Önümüzdeki dönemde TL mevduat faizinde düşüşün sürmesini bekleyen kaynaklar bu durumun da tasarruf sahiplerini dövize yönelttiğine vurgu yaptı.
Bankacılık sektörü kaynakları Merkez Bankası’nın sıkılaşan regülasyonları nedeniyle nisan mayıs gibi yüzde 40-50 faizle yapılan kur korumalı mevduat hesaplarının vade sonlarının bugünlerde yaşandığını söyleyerek kurda o dönemden beri gelen hareketlerin ve düşen faizlerin mevduat sahiplerinin KKM yenilememesi sonucunu doğurduğunu vurguladı. Kaynaklar, KKM’nin şu an cazibesinin azaldığını şöyle anlattı:
“Yıllık yüzde 42 faizden bile yatırımcı tasarrufunu kur korumalı mevduata geçirse dolar 29-30 seviyesini aştığında kur farkı geliri almaya başlayacak. Dolar zaten 29- 30’un üzerine çıkacaksa niye tasarrufunu 3 ay vadeli KKM’ye bağlasın. Bunun yerine dolar alıp manevra imkanına da sahip olur.
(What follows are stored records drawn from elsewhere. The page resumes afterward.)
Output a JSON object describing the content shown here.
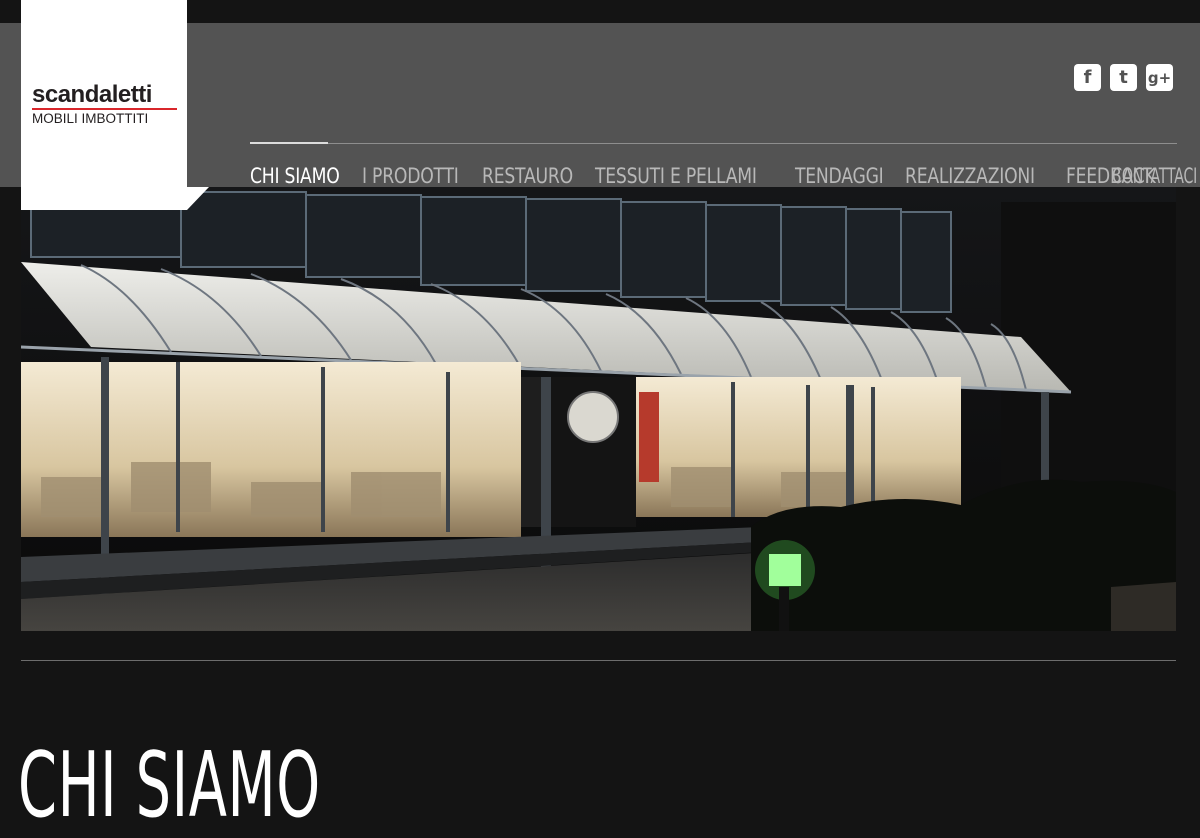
{
  "brand": {
    "name": "scandaletti",
    "tagline": "MOBILI IMBOTTITI",
    "accent_color": "#d9262b"
  },
  "social": [
    {
      "icon": "facebook-icon",
      "glyph": "f"
    },
    {
      "icon": "twitter-icon",
      "glyph": "t"
    },
    {
      "icon": "google-plus-icon",
      "glyph": "g+"
    }
  ],
  "nav": {
    "items": [
      {
        "label": "CHI SIAMO",
        "active": true
      },
      {
        "label": "I PRODOTTI",
        "active": false
      },
      {
        "label": "RESTAURO",
        "active": false
      },
      {
        "label": "TESSUTI E PELLAMI",
        "active": false
      },
      {
        "label": "TENDAGGI",
        "active": false
      },
      {
        "label": "REALIZZAZIONI",
        "active": false
      },
      {
        "label": "FEEDBACK",
        "active": false
      },
      {
        "label": "CONTATTACI",
        "active": false
      }
    ]
  },
  "page": {
    "title": "CHI SIAMO"
  },
  "colors": {
    "header_bg": "#535353",
    "page_bg": "#141414",
    "nav_text": "#b8b8b8",
    "nav_active": "#ffffff"
  }
}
Bunun yanı sıra altın da yeniden gözde yatırım aracı olarak öne çıkmaya başladı.”
Bunun yanı sıra bankacılık sektörü kaynağı borsanın da kar realizasyonları sonrasında yüksek enflasyon ortamında tasarruf sahiplerinin yeniden ilgi duyacağı yatırım aracı olarak öne çıkmasını beklediğini söyledi.
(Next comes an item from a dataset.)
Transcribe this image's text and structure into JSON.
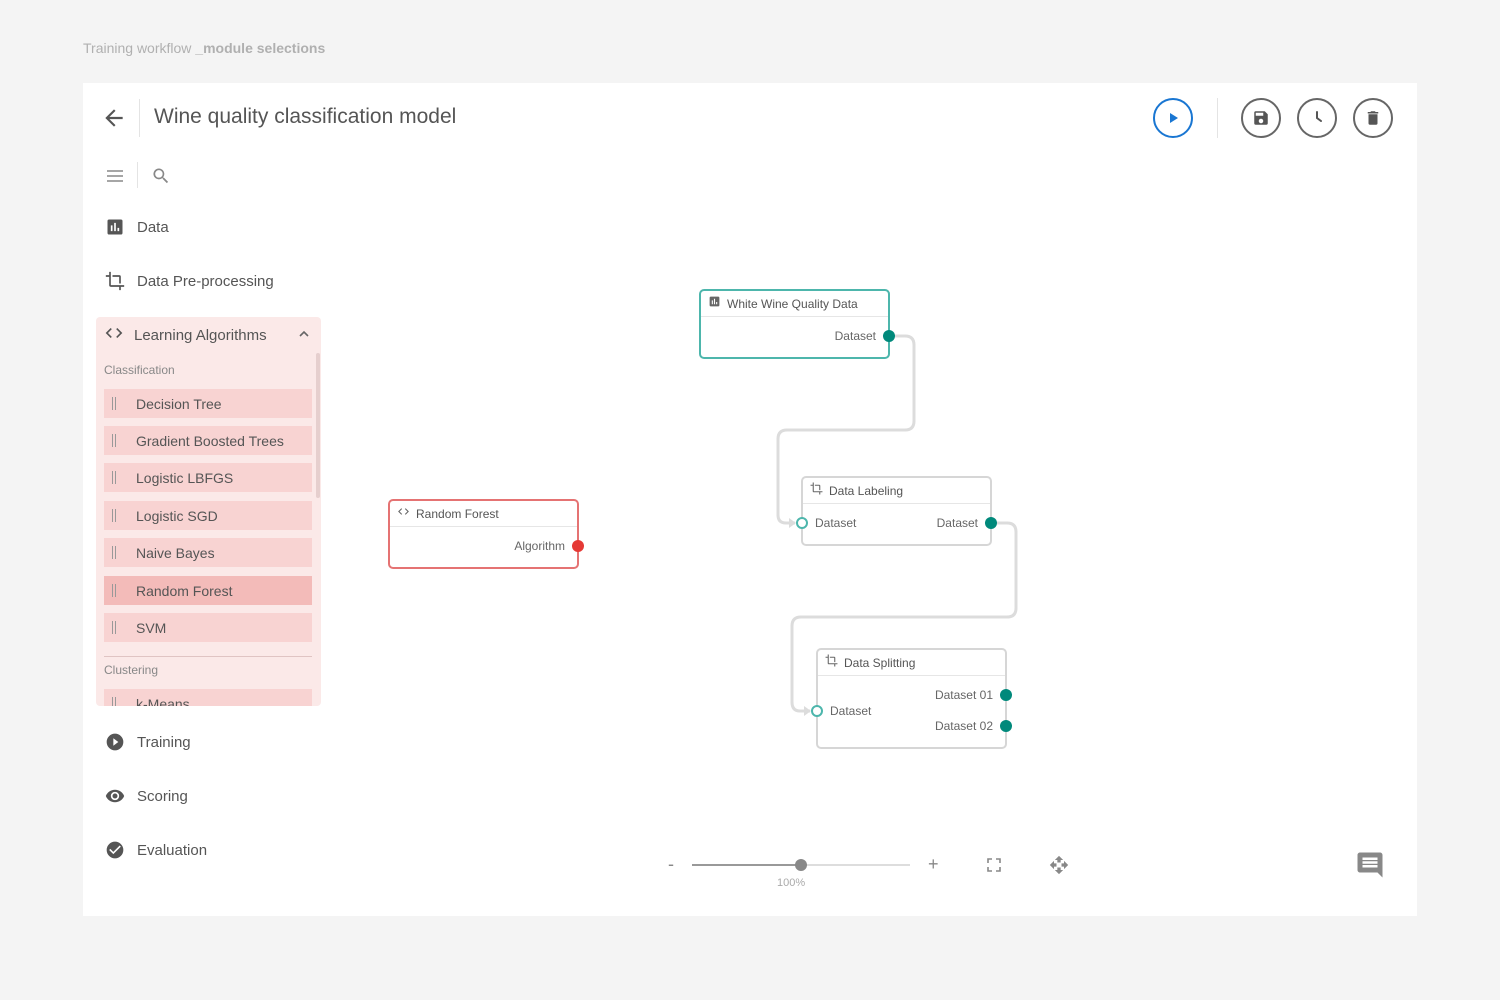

Baştürk Finansal Danışmanlık Kurucusu Rıdvan Baştürk dolar kurunda yükselişin devam edip etmeyeceğine ilişkin yaptığı değerlendirmesinde ise şunları kaydetti:
“Hem enflasyonda beklenen yükselişler hem de TCMB’nin gerektiği kadar sıkılaşmayacağı beklentisi TL’de değer kayıplarını destekliyor. Tabii burada TCMB’nin rezerv toplamak için kur talebinde bulunmuş olma ihtimalini de göz ardı etmemek gerekiyor. En nihayetinde kurda yukarı yönde potansiyelin sürdüğü bir süreçteyiz. Tabii burada kur nereye kadar yükselir sorusunun cevabını vermek kolay değil. Normal bir enstrümanda grafiklere bakarak bazı çıkarımlar yapabiliriz, fakat dolar kuru için bu geçerli değil. Yine de 28.00-28.50 bandı yukarıda izlenecek bölge diye düşünüyorum.”
Altın fiyatlarına ilişkin de düşüncelerini dile getiren uzman isim, “Kurdaki sert yükseliş ve ons altının da dün yukarı yönde hareket etmesi gram altını sert yukarı çekti. Burada dolar kuru yukarı yönde potansiyele sahip olduğu sürece, gram altın tarafında da yukarı potansiyel devam edecektir. Ons altındaki düşüş veya çıkışlar gram altın için daha az etki yapacaktır” dedi.